It’s Roger here again!
I am enjoying this European Voluntary Service (EVS) with the Scottish Wildlife Trust because you never know what you will be doing the next day. Indeed, you don’t know it until you start the day. The reason is because your work usually depends on the weather. Sometimes we have to change our plans because of problems that arise unexpectedly. In general, that’s great because every day you do different things and you never settled down into a routine.
Our main objective is to preserve and conserve the biodiversity of several nature reserves in Ayrshire on the west coast of Scotland and at the same time guarantee the security and safety of all the people who visit these reserves. To achieve this goal, I work doing different practical conservation tasks depending on the season and on the weather.
This summer, several times I used a brush cutter to cut grass and rushes which were blocking the pathway and in some cases we sprayed it with a weak herbicide. Summer is the best time because the weather is drier and a great number of plants haven’t spread their seeds yet. This is an important point, especially if you want to prevent invasive plant species from spreading. I remember when I had to go into a reserve to spray some specific non-native plants and I had to cross into a dense forest looking for these plants. I felt like an explorer lost in an exotic jungle. In fact, one of the things that I like to do the most is to explore natural places. Scotland has fantastic countryside and fabulous landscapes.
Of all the Scottish Wildlife Trust’s nature reserves that I’ve visited, my favourite is Ayr Gorge Woodlands. It’s a nice place through which flows a long river, the River Ayr. It’s a fantastic area if you want to see many kinds of birds or mammals such as roe deer, squirrels and bats. I truly recommend the walk into the woodland and you can immerse yourself in the environment and the calmness.

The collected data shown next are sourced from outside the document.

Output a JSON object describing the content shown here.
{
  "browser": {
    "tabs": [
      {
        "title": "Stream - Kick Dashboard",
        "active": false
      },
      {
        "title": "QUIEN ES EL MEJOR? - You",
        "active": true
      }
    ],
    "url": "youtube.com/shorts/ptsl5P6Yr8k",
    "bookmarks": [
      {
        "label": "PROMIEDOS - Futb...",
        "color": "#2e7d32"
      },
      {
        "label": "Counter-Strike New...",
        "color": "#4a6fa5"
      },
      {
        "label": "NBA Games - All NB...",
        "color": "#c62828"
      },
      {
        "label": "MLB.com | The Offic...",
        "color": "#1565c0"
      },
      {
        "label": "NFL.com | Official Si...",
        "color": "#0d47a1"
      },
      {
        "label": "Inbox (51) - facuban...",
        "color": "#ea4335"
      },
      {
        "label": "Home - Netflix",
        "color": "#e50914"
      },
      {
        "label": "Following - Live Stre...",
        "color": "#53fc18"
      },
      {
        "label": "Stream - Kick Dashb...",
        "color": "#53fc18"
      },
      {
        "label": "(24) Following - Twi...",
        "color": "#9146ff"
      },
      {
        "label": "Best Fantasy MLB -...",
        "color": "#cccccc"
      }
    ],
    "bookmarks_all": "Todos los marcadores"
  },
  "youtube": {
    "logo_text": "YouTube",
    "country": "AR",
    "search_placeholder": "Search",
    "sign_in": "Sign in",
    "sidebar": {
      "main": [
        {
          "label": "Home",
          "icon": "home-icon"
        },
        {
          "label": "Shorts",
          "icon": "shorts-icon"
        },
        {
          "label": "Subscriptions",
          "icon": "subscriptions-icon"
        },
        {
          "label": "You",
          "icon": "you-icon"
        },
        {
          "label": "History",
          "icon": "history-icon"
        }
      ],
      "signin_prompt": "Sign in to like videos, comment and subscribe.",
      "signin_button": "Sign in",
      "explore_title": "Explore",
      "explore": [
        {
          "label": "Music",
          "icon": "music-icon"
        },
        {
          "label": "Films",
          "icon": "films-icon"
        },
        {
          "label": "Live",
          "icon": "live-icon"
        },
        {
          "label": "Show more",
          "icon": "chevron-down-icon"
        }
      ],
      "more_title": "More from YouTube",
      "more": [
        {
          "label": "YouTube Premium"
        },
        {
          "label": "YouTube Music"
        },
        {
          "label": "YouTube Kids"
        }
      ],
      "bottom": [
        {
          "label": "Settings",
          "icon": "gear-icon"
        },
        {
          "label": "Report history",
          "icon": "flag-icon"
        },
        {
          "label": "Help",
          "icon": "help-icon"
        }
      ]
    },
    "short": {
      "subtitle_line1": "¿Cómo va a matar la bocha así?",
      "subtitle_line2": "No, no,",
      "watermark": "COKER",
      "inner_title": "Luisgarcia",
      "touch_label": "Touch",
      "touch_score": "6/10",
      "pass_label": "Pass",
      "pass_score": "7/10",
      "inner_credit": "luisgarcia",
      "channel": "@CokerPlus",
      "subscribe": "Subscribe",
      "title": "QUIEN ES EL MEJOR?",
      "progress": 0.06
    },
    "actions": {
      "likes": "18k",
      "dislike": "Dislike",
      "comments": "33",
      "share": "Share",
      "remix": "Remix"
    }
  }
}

I have a special affection for Ayr Gorge Woodlands because I helped to build some wooden steps in one part of the pathway and I met dog called Benji. This was a lovely dog who accompanied us while we were building those steps. Thanks to Benji our work was a bit more pleasant and we had a great time playing a game of fetch with him.
Having worked here, I love to think that this reserve has a small part of me because I helped to make it more accessible for everyone.